Canada's Best Cheesecake

Canada’s Best Cheesecake (my cake pan is ⌀ 20cm)

175g   Oreo-cookies
60g   Margarine

2   egg whites (large)
4   gelatine leaves (mine are 12 to 1l of liquid, also you need enough gelatine for about 3 1/3dl of liquid)
2   egg yolks
100g   maple syrup
150g   cream cheese, unflavored
200g   whipping cream

1. Crush the cookies well (with filling). Melt the margarine. Add the melted margarine into the cookie crumbs and mix together. Place a piece of baking sheet on the bottom of a round cake pan (about ⌀ 20-24cm, with removable bottom) and tap the cookie mixture evenly in. Refrigerate.

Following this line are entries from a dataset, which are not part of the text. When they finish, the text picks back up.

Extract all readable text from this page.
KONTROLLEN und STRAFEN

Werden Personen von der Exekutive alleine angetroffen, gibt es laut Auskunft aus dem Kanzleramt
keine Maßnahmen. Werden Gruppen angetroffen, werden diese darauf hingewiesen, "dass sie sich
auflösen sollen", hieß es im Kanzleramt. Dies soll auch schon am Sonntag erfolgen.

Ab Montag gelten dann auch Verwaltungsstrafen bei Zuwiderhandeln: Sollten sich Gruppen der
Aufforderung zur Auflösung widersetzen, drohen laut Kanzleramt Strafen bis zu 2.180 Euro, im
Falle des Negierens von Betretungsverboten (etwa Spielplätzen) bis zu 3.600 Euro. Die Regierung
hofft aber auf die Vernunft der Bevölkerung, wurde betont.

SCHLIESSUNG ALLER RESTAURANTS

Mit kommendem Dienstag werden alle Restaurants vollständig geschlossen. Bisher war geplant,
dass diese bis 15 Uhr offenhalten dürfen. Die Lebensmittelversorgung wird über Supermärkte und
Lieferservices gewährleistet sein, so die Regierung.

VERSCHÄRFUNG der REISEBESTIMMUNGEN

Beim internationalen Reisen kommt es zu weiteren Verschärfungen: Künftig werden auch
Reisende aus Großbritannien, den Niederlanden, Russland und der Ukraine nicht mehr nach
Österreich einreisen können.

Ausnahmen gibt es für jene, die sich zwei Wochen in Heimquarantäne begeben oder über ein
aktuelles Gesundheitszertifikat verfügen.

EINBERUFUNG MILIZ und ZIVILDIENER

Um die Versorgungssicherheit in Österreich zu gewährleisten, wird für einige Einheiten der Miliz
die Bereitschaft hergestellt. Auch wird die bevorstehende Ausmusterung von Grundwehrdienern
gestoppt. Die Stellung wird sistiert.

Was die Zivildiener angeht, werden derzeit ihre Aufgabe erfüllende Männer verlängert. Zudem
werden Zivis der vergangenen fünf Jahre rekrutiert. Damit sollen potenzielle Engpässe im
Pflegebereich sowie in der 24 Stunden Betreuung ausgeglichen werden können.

2. Place the gelatine leaves into cold water. Separate the egg yolks and whites into two bowls. Foam the egg whites really fluffy. Add the maple syrup and cream cheese into the egg yolks and whisk lightly ’till smooth.

3. Whip the cream. Bring some water to boil. Take the gelatine leaves out of the cold water and squeeze dry. Place them into a cup and add about 1/2dl boiling water on them. Mix ’till dissolved. Add the dissolved gelatine into the yolk-syrup-cheese mixture mixing all the time.

4. Then add the whipped cream and mix ’till even. Finally fold in the foamed egg whites. Pour the mixture onto the cookie bottom and fridge for overnight, or at least 5 hours ’till solid. Remove the ring, cut the pieces and enjoy with some more maple syrup. Absolutely delicious, and so fluffy. Love the structure!

Marika~

Ps. Got to be also a confectioner in my bakery today. Was nice, though quite dangerous, when one can eat all the little leftover cake edges and ruined Berliners. Mmmm.. Can’t wait to do that again!